Sort of beats
Brian Cox hands down..
Things can only get better.....
It’s 80 years since Gainsborough Pictures released the comedy Boys Will Be Boys, the movie that finally established ex-music hall performer Will Hay as a British film name – during that same year of 1935 he also published an accomplished astronomy book Through My Telescope. Hay was now a rising star in both senses of the word …
I still remember nearly dying with laughter watching Will Hay films when I was young - when I was reviewing a Marx Bros film a few weeks ago I got to thinking of Oh! Mr Porter, and The goose steps.
Thanks for the memories - and when I get a spare evening, I'll search YouTube for some more memories.
I remember going for an interview at UCL (back in the seventies) which was held at their observatory out at Mill Hill - originally Will Hays place. Impressive selection of equipment (well, I thought so at the time - Hubble it wasn't). It must have been wonderful when it was built, out there in the countryside north of London. By the seventies it had a dual carriageway right on the doorstep, laden with massive lorries rumbling by and shaking everything up, and the sodium streetlights everywhere were a bit of a problem too. At optical wavelengths the site was pretty well useless. Pity.
I remember going there too, although I wasn't aware it was Will Hay's old place. Some impressive instruments, but terrible location.
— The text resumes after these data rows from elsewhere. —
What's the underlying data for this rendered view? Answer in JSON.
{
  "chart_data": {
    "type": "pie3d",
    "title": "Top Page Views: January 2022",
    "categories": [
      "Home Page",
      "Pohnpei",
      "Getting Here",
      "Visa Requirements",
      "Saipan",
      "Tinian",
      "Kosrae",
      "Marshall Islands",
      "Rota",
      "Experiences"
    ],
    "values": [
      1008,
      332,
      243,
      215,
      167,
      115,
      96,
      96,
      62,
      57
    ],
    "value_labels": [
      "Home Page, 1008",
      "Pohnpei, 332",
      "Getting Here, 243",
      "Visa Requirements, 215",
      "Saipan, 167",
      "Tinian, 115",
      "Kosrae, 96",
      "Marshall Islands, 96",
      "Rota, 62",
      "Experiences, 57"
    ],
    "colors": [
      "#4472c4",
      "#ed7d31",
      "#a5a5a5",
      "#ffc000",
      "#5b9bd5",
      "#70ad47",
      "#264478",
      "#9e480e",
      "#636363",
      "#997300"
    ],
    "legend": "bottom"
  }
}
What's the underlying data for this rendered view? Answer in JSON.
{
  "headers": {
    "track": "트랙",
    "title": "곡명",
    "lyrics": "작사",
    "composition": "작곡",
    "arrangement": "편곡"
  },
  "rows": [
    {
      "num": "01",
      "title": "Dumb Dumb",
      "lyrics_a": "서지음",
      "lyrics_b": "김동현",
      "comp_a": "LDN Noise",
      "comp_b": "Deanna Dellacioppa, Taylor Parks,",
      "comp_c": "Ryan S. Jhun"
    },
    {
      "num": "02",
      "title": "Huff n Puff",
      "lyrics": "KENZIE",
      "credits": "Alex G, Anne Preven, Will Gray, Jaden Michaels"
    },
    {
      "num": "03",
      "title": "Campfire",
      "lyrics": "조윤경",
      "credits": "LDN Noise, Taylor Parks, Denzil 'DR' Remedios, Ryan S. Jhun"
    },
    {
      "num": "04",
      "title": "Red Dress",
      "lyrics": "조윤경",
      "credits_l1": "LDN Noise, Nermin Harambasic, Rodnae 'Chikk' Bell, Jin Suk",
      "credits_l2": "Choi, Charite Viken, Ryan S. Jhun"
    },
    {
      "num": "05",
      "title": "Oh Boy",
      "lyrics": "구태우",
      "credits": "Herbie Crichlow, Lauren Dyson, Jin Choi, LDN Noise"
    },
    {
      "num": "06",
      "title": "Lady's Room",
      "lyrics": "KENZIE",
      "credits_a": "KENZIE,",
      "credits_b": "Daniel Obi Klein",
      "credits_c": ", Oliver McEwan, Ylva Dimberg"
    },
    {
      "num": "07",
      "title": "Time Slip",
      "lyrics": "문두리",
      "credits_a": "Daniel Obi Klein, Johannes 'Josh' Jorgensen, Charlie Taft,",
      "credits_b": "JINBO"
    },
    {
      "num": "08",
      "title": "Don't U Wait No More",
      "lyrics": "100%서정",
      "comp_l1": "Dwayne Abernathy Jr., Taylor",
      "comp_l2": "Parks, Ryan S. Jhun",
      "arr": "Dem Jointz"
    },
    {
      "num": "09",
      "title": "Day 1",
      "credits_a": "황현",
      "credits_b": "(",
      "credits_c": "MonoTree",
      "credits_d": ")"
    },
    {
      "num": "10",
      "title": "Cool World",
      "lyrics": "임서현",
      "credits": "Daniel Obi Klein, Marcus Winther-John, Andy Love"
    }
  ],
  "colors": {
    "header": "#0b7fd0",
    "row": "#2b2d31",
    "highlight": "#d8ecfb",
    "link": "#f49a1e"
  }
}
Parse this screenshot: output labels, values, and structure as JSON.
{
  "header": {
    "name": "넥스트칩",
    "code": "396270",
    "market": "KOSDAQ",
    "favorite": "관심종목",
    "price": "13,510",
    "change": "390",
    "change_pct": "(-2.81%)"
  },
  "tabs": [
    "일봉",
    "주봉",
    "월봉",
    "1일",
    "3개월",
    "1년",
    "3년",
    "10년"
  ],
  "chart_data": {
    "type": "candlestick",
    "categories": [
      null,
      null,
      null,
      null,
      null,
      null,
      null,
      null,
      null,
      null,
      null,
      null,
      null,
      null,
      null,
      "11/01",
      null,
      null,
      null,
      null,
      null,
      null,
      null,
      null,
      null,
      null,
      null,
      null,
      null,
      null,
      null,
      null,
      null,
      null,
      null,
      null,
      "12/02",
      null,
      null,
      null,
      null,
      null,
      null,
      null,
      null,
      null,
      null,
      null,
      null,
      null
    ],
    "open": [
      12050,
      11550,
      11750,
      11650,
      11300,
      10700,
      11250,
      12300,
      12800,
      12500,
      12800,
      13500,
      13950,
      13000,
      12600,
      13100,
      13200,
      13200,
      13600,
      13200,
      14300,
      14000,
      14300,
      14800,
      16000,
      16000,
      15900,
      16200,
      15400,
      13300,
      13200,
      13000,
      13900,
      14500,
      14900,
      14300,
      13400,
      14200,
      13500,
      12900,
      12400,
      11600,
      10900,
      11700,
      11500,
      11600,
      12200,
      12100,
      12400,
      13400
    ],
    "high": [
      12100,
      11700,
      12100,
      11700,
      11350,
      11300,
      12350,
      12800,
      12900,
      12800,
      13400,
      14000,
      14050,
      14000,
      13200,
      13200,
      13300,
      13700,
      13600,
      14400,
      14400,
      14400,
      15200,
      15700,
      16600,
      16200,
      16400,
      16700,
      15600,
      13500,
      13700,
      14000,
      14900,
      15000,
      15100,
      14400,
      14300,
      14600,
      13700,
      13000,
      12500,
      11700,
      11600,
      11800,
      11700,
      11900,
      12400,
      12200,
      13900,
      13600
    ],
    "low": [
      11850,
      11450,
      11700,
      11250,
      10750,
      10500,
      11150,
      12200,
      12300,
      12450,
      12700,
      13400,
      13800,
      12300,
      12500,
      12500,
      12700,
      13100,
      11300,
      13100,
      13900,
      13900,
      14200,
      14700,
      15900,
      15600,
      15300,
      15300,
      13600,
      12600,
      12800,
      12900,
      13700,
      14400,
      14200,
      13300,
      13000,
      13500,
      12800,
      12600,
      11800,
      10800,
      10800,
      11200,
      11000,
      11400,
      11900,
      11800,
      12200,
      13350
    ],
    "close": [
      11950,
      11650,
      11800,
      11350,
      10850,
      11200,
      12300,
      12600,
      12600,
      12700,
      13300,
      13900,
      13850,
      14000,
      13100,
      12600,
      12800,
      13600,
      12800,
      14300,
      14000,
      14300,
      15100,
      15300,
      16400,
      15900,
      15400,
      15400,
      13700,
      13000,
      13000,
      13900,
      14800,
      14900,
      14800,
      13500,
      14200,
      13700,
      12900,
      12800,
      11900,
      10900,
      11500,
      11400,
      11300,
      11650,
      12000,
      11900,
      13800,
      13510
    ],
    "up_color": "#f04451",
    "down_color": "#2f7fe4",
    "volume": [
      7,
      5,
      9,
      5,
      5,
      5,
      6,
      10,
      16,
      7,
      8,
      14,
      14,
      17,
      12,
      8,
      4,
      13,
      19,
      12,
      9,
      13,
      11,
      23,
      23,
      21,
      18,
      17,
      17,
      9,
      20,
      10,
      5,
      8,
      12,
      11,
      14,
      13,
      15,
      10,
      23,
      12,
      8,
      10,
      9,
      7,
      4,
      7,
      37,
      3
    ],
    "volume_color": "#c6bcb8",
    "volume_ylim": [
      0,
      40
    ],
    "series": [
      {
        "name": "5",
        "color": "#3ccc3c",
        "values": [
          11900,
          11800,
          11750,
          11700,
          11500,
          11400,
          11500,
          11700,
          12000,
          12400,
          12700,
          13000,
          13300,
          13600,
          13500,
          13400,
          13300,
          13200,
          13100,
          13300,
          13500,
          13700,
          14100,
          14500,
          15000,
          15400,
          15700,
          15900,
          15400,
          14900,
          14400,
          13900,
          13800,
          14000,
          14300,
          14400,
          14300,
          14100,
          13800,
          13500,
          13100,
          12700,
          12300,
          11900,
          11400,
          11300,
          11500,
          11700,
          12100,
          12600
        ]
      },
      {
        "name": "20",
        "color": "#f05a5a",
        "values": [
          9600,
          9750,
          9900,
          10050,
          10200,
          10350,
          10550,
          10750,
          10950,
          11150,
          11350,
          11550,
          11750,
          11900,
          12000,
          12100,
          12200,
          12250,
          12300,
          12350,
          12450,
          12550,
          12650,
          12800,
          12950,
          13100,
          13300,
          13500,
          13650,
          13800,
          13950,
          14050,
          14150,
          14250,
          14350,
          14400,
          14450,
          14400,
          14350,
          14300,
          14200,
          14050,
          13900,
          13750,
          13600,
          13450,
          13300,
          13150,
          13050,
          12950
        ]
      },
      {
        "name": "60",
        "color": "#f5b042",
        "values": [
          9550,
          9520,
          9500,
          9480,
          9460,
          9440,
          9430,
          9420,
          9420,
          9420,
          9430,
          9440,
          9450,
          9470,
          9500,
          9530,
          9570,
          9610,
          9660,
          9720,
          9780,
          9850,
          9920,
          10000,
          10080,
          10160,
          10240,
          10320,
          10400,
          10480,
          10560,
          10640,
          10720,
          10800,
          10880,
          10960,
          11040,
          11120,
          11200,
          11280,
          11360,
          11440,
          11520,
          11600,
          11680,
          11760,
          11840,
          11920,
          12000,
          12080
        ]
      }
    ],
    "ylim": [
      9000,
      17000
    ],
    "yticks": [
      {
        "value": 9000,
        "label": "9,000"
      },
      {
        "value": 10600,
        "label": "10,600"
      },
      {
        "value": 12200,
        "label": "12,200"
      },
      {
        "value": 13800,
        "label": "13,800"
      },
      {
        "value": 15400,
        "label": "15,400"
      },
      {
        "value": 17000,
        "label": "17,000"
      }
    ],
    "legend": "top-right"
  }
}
I remember one problem they commented on was getting Mercury lines on their spectrum caused by the local football grounds floodlights.
However I was impressed by the CCD one student had built housed in a old bake bean tin...
My other half had childhood memories of watching re-runs of Will Hay movies, so when she found them on LoveFilm we spent a few weekends working our way through his back catalogue.
Wonderful stuff...the only blow was when stepson #2 piped up "so, did you watch these at the cinema when they first came out?"
a Buster Keaton tribute as Hay and Hulbert end up hanging off the clock face of Big Ben
It sounds like it was actually a tribute to Harold Lloyd. The famous clock face routine is in his film Safety Last.
(To confirm my recollection, I searched Google for "buster keaton clock". Oddly, the first page of results contains four images from the Harold Lloyd film, a YouTube link for the Harold Lloyd film, a Wikipedia article about the Harold Lloyd film, and five other links related to the Harold Lloyd film. The interwebs seem to think Buster Keaton and Harold Lloyd were the same person.)
Glad to see this article, I think Will Hay is one of the great unsung stars.
My dad got me into Will Hay films in the late 70s, they used to show them on TV a bit more then. Strangely enough I came across his films again by accident at archive.org where most were available to watch for free. Must settle down one rainy Sunday afternoon and revisit my youth.